The benefit is reduced risk. Let me explain: If you accept a framework or methodology entirely, without reservation, then you can save yourself a lot of time and thought that can be spent writing software (or baking cookies, or whatever it is you do.) This is an unbelievably risky strategy, however. There are enough programmers around without out-of-date ideas (and no prospects) to demonstrate the danger.

Don't Learn the Wrong Thing

My "great books" example makes it sound as if one could argue that popular ideas have undergone a kind of informal peer review. That's slightly true, but remember that bad ideas have often seen widespread acceptance throughout history. "Horoscope" ideas in particular (things people want to believe and therefore are willing to believe on little or no evidence) are a problem. Popular acceptance can be useful in deciding what warrants further investigation, but counts for very little in the face of real evidence.

The simple truth is that most ideas aren't very good and don't last very long. Most hypotheses are eventually proven wrong, and a hypothesis can count itself very lucky indeed if it merely proven inaccurate (like Newtonian physics.) Accepting an idea at random - say, by only learning the approach your employer uses - is intellectual russian roulette.

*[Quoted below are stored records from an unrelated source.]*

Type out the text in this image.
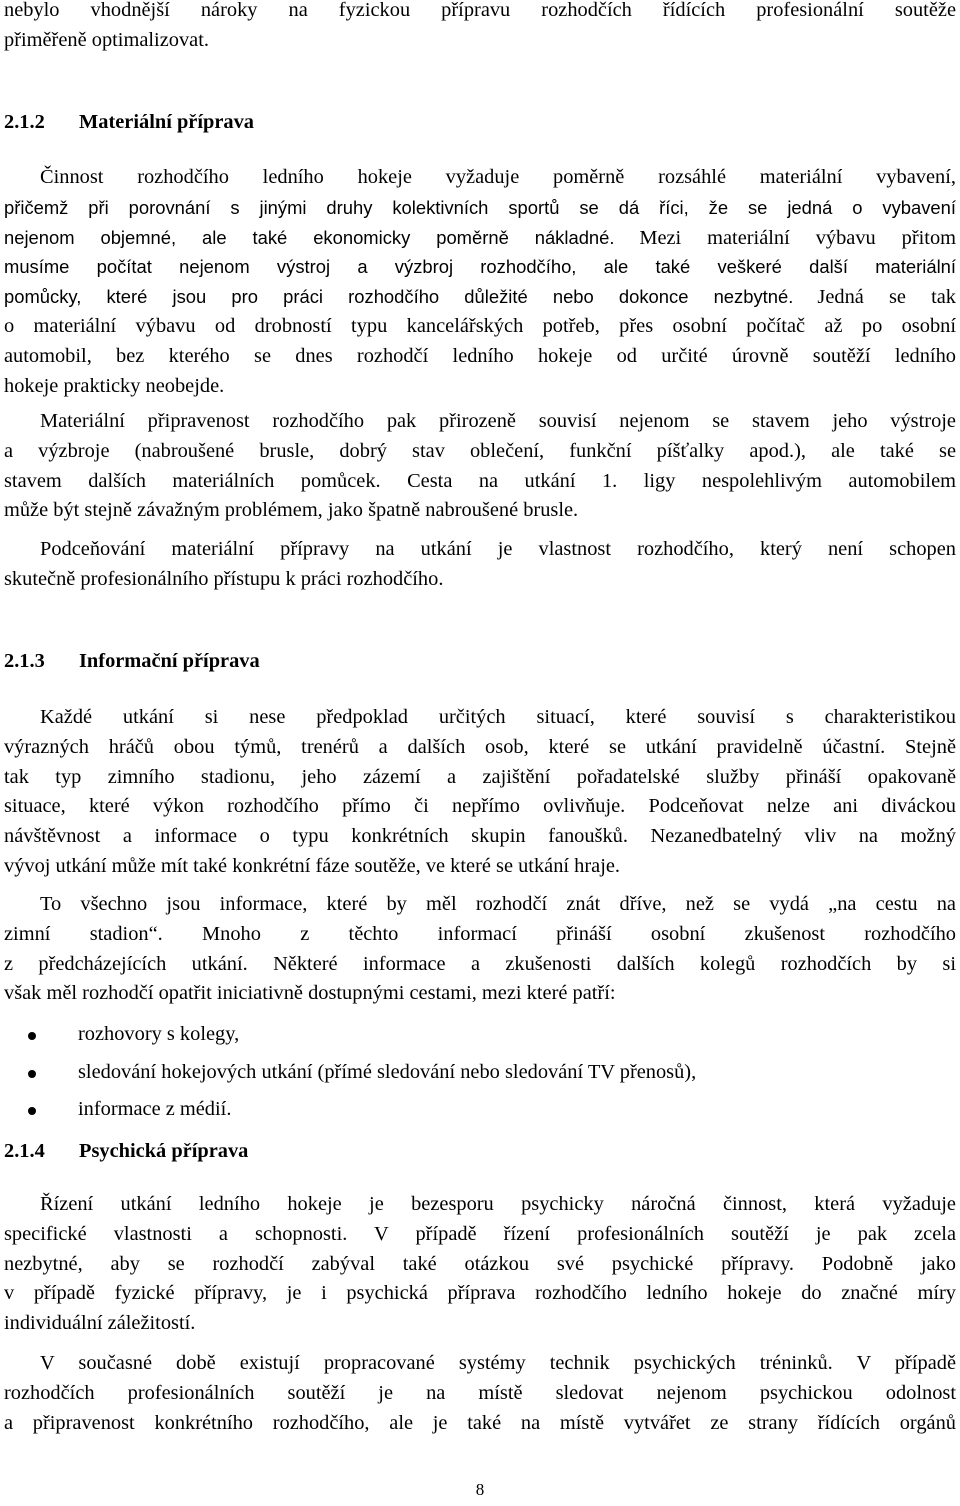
nebylo vhodnější nároky na fyzickou přípravu rozhodčích řídících profesionální soutěže
přiměřeně optimalizovat.
2.1.2 Materiální příprava
Činnost rozhodčího ledního hokeje vyžaduje poměrně rozsáhlé materiální vybavení,
přičemž při porovnání s jinými druhy kolektivních sportů se dá říci, že se jedná o vybavení
nejenom objemné, ale také ekonomicky poměrně nákladné. Mezi materiální výbavu přitom
musíme počítat nejenom výstroj a výzbroj rozhodčího, ale také veškeré další materiální
pomůcky, které jsou pro práci rozhodčího důležité nebo dokonce nezbytné. Jedná se tak
o materiální výbavu od drobností typu kancelářských potřeb, přes osobní počítač až po osobní
automobil, bez kterého se dnes rozhodčí ledního hokeje od určité úrovně soutěží ledního
hokeje prakticky neobejde.
Materiální připravenost rozhodčího pak přirozeně souvisí nejenom se stavem jeho výstroje
a výzbroje (nabroušené brusle, dobrý stav oblečení, funkční píšťalky apod.), ale také se
stavem dalších materiálních pomůcek. Cesta na utkání 1. ligy nespolehlivým automobilem
může být stejně závažným problémem, jako špatně nabroušené brusle.
Podceňování materiální přípravy na utkání je vlastnost rozhodčího, který není schopen
skutečně profesionálního přístupu k práci rozhodčího.
2.1.3 Informační příprava
Každé utkání si nese předpoklad určitých situací, které souvisí s charakteristikou
výrazných hráčů obou týmů, trenérů a dalších osob, které se utkání pravidelně účastní. Stejně
tak typ zimního stadionu, jeho zázemí a zajištění pořadatelské služby přináší opakovaně
situace, které výkon rozhodčího přímo či nepřímo ovlivňuje. Podceňovat nelze ani diváckou
návštěvnost a informace o typu konkrétních skupin fanoušků. Nezanedbatelný vliv na možný
vývoj utkání může mít také konkrétní fáze soutěže, ve které se utkání hraje.
To všechno jsou informace, které by měl rozhodčí znát dříve, než se vydá „na cestu na
zimní stadion“. Mnoho z těchto informací přináší osobní zkušenost rozhodčího
z předcházejících utkání. Některé informace a zkušenosti dalších kolegů rozhodčích by si
však měl rozhodčí opatřit iniciativně dostupnými cestami, mezi které patří:
rozhovory s kolegy,
sledování hokejových utkání (přímé sledování nebo sledování TV přenosů),
informace z médií.
2.1.4 Psychická příprava
Řízení utkání ledního hokeje je bezesporu psychicky náročná činnost, která vyžaduje
specifické vlastnosti a schopnosti. V případě řízení profesionálních soutěží je pak zcela
nezbytné, aby se rozhodčí zabýval také otázkou své psychické přípravy. Podobně jako
v případě fyzické přípravy, je i psychická příprava rozhodčího ledního hokeje do značné míry
individuální záležitostí.
V současné době existují propracované systémy technik psychických tréninků. V případě
rozhodčích profesionálních soutěží je na místě sledovat nejenom psychickou odolnost
a připravenost konkrétního rozhodčího, ale je také na místě vytvářet ze strany řídících orgánů
8
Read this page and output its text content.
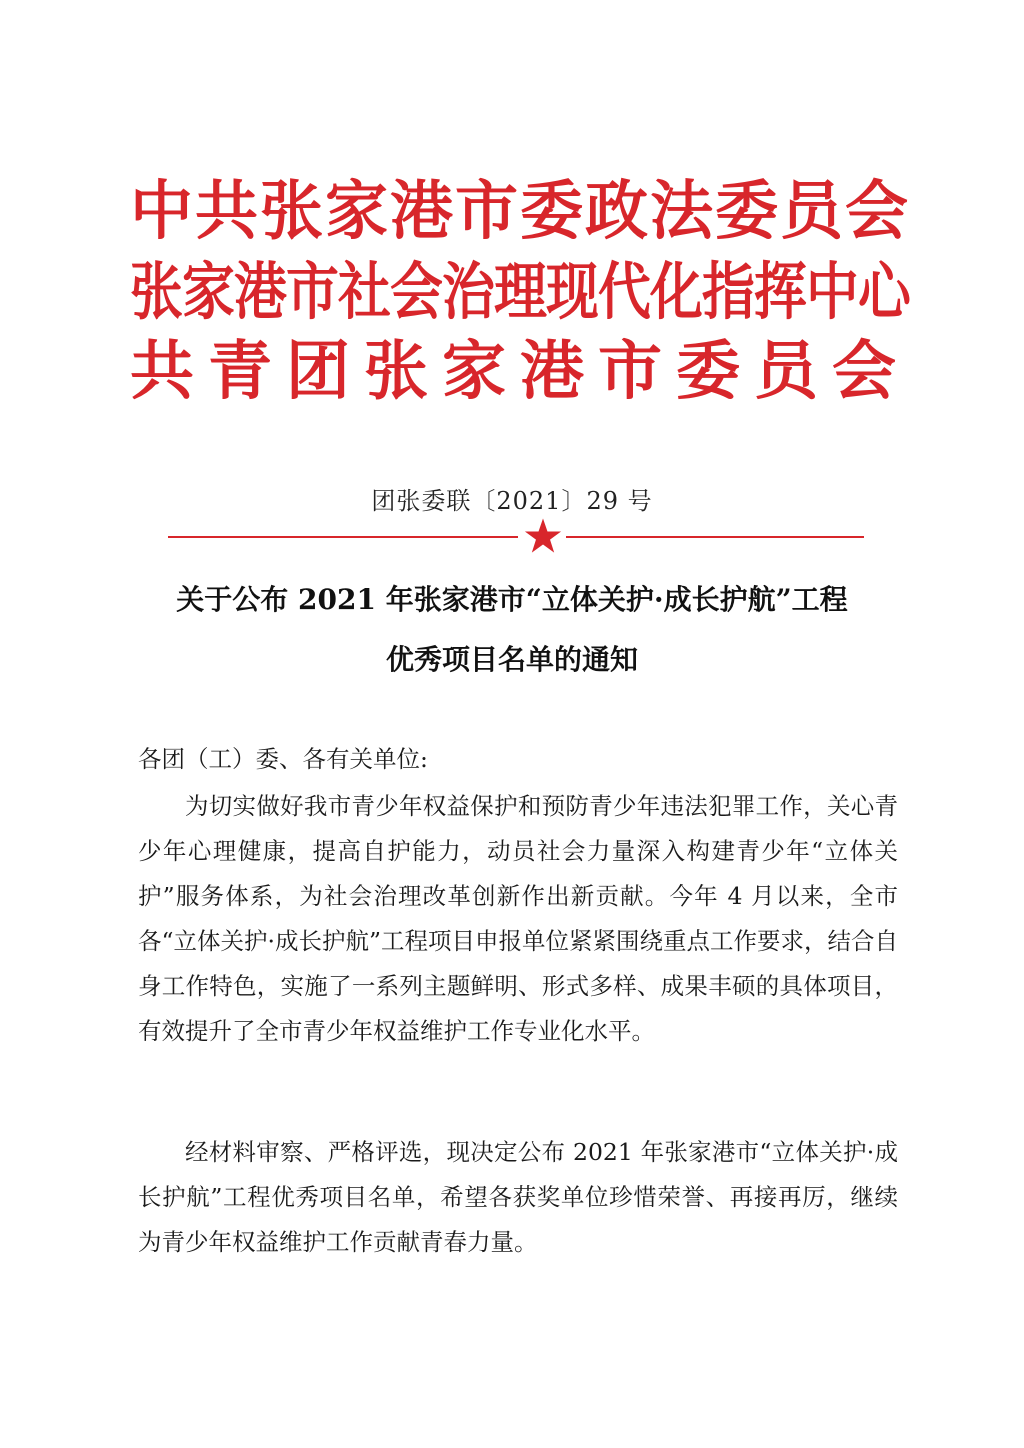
中共张家港市委政法委员会
张家港市社会治理现代化指挥中心
共青团张家港市委员会
团张委联〔2021〕29 号
关于公布 2021 年张家港市“立体关护·成长护航”工程
优秀项目名单的通知
各团（工）委、各有关单位:

为切实做好我市青少年权益保护和预防青少年违法犯罪工作，关心青少年心理健康，提高自护能力，动员社会力量深入构建青少年“立体关护”服务体系，为社会治理改革创新作出新贡献。今年 4 月以来，全市各“立体关护·成长护航”工程项目申报单位紧紧围绕重点工作要求，结合自身工作特色，实施了一系列主题鲜明、形式多样、成果丰硕的具体项目，有效提升了全市青少年权益维护工作专业化水平。

经材料审察、严格评选，现决定公布 2021 年张家港市“立体关护·成长护航”工程优秀项目名单，希望各获奖单位珍惜荣誉、再接再厉，继续为青少年权益维护工作贡献青春力量。
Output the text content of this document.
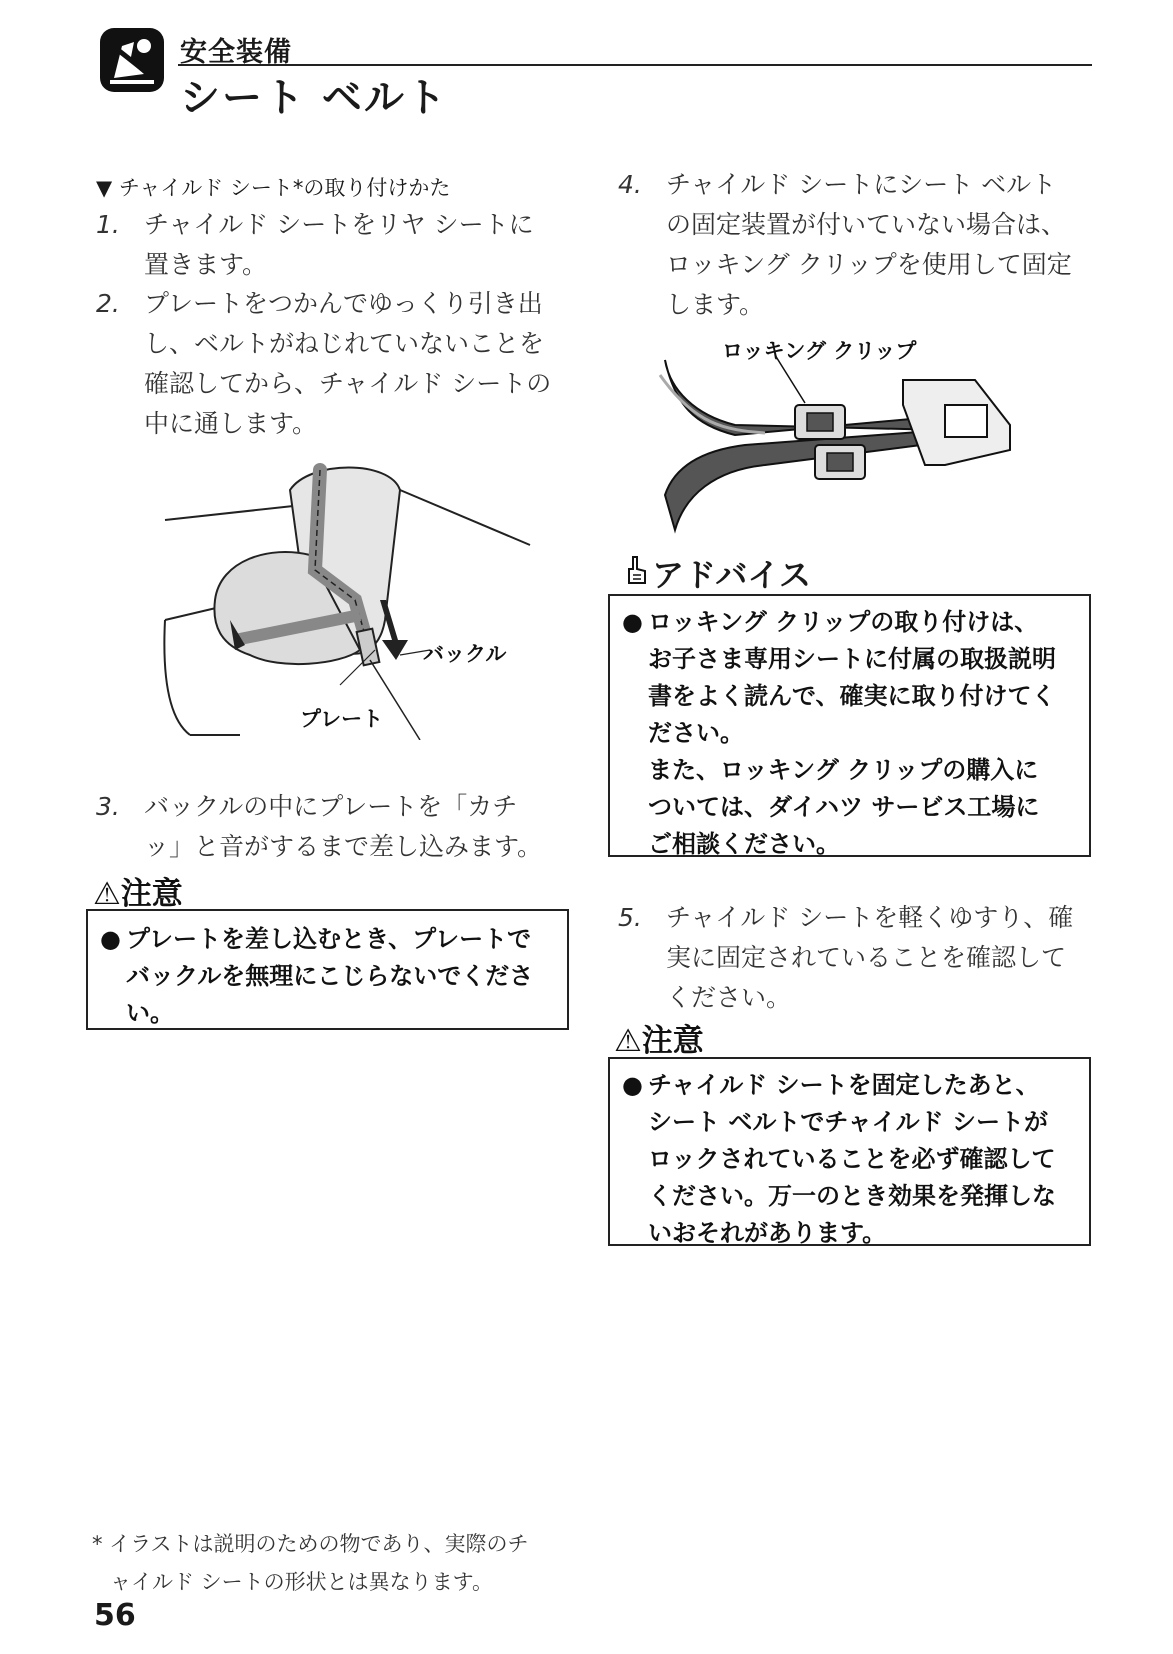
安全装備
シート ベルト
▼ チャイルド シート*の取り付けかた
1. チャイルド シートをリヤ シートに
置きます。
2. プレートをつかんでゆっくり引き出
し、ベルトがねじれていないことを
確認してから、チャイルド シートの
中に通します。
バックル
プレート
3. バックルの中にプレートを「カチ
ッ」と音がするまで差し込みます。
⚠注意
● プレートを差し込むとき、プレートで
バックルを無理にこじらないでくださ
い。
* イラストは説明のための物であり、実際のチ
ャイルド シートの形状とは異なります。
56
4. チャイルド シートにシート ベルト
の固定装置が付いていない場合は、
ロッキング クリップを使用して固定
します。
ロッキング クリップ
アドバイス
● ロッキング クリップの取り付けは、
お子さま専用シートに付属の取扱説明
書をよく読んで、確実に取り付けてく
ださい。
また、ロッキング クリップの購入に
ついては、ダイハツ サービス工場に
ご相談ください。
5. チャイルド シートを軽くゆすり、確
実に固定されていることを確認して
ください。
⚠注意
● チャイルド シートを固定したあと、
シート ベルトでチャイルド シートが
ロックされていることを必ず確認して
ください。万一のとき効果を発揮しな
いおそれがあります。
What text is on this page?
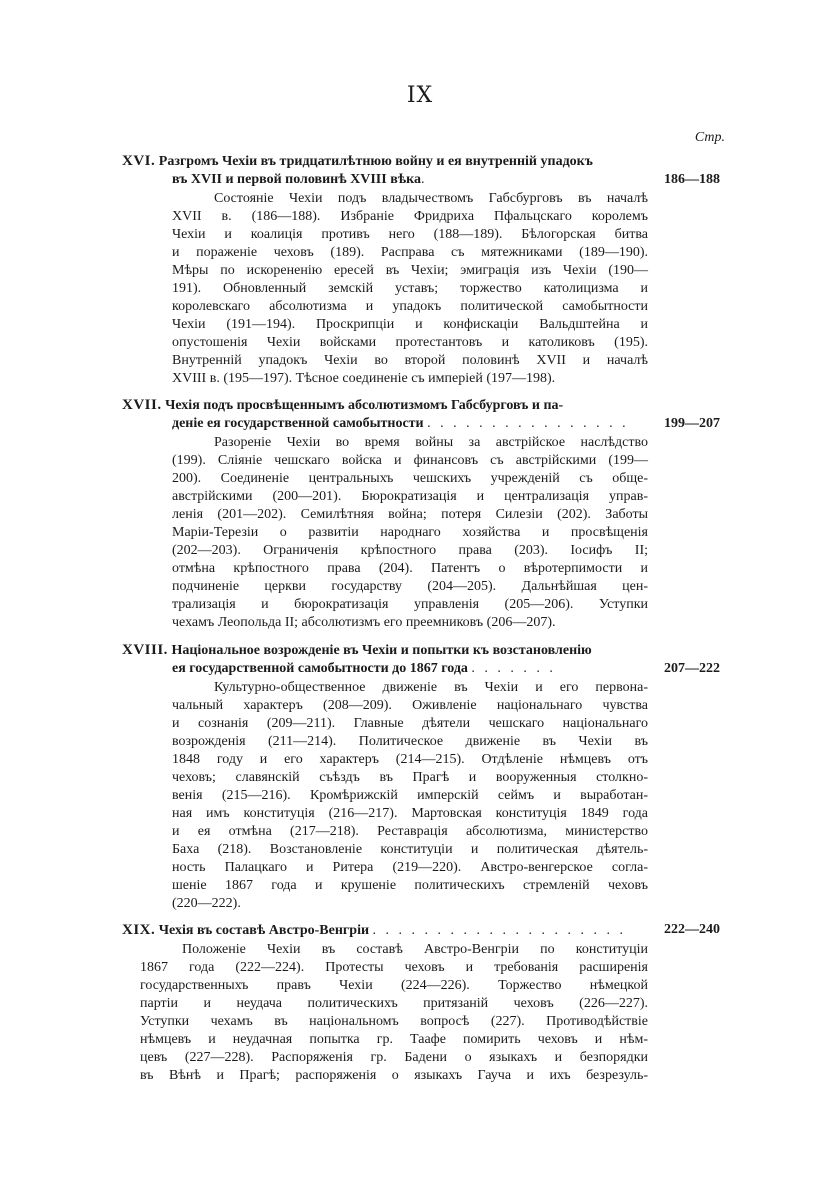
IX
Стр.
XVI. Разгромъ Чехіи въ тридцатилѣтнюю войну и ея внутренній упадокъ
въ XVII и первой половинѣ XVIII вѣка.	186—188
Состояніе Чехіи подъ владычествомъ Габсбурговъ въ началѣ
XVII в. (186—188). Избраніе Фридриха Пфальцскаго королемъ
Чехіи и коалиція противъ него (188—189). Бѣлогорская битва
и пораженіе чеховъ (189). Расправа съ мятежниками (189—190).
Мѣры по искорененію ересей въ Чехіи; эмиграція изъ Чехіи (190—
191). Обновленный земскій уставъ; торжество католицизма и
королевскаго абсолютизма и упадокъ политической самобытности
Чехіи (191—194). Проскрипціи и конфискаціи Вальдштейна и
опустошенія Чехіи войсками протестантовъ и католиковъ (195).
Внутренній упадокъ Чехіи во второй половинѣ XVII и началѣ
XVIII в. (195—197). Тѣсное соединеніе съ имперіей (197—198).
XVII. Чехія подъ просвѣщеннымъ абсолютизмомъ Габсбурговъ и па-
деніе ея государственной самобытности . . . . . . . . . . . . . . . .	199—207
Разореніе Чехіи во время войны за австрійское наслѣдство
(199). Сліяніе чешскаго войска и финансовъ съ австрійскими (199—
200). Соединеніе центральныхъ чешскихъ учрежденій съ обще-
австрійскими (200—201). Бюрократизація и централизація управ-
ленія (201—202). Семилѣтняя война; потеря Силезіи (202). Заботы
Маріи-Терезіи о развитіи народнаго хозяйства и просвѣщенія
(202—203). Ограниченія крѣпостного права (203). Іосифъ II;
отмѣна крѣпостного права (204). Патентъ о вѣротерпимости и
подчиненіе церкви государству (204—205). Дальнѣйшая цен-
трализація и бюрократизація управленія (205—206). Уступки
чехамъ Леопольда II; абсолютизмъ его преемниковъ (206—207).
XVIII. Національное возрожденіе въ Чехіи и попытки къ возстановленію
ея государственной самобытности до 1867 года . . . . . . .	207—222
Культурно-общественное движеніе въ Чехіи и его первона-
чальный характеръ (208—209). Оживленіе національнаго чувства
и сознанія (209—211). Главные дѣятели чешскаго національнаго
возрожденія (211—214). Политическое движеніе въ Чехіи въ
1848 году и его характеръ (214—215). Отдѣленіе нѣмцевъ отъ
чеховъ; славянскій съѣздъ въ Прагѣ и вооруженныя столкно-
венія (215—216). Кромѣрижскій имперскій сеймъ и выработан-
ная имъ конституція (216—217). Мартовская конституція 1849 года
и ея отмѣна (217—218). Реставрація абсолютизма, министерство
Баха (218). Возстановленіе конституціи и политическая дѣятель-
ность Палацкаго и Ритера (219—220). Австро-венгерское согла-
шеніе 1867 года и крушеніе политическихъ стремленій чеховъ
(220—222).
XIX. Чехія въ составѣ Австро-Венгріи . . . . . . . . . . . . . . . . . . . .	222—240
Положеніе Чехіи въ составѣ Австро-Венгріи по конституціи
1867 года (222—224). Протесты чеховъ и требованія расширенія
государственныхъ правъ Чехіи (224—226). Торжество нѣмецкой
партіи и неудача политическихъ притязаній чеховъ (226—227).
Уступки чехамъ въ національномъ вопросѣ (227). Противодѣйствіе
нѣмцевъ и неудачная попытка гр. Таафе помирить чеховъ и нѣм-
цевъ (227—228). Распоряженія гр. Бадени о языкахъ и безпорядки
въ Вѣнѣ и Прагѣ; распоряженія о языкахъ Гауча и ихъ безрезуль-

So what can we do? As we work with new tools or in specialized problem domains, we can strive to master the known best practices, but also test them, prove them, and understand them deeply in terms of a wider context. We can collect hard data. We can be skeptical of unproven ideas, while still being willing to try them out. The situation is the same as with horoscopes: as long as we are clear and honest with ourselves about exactly what it is we're learning, we can find knowledge everywhere.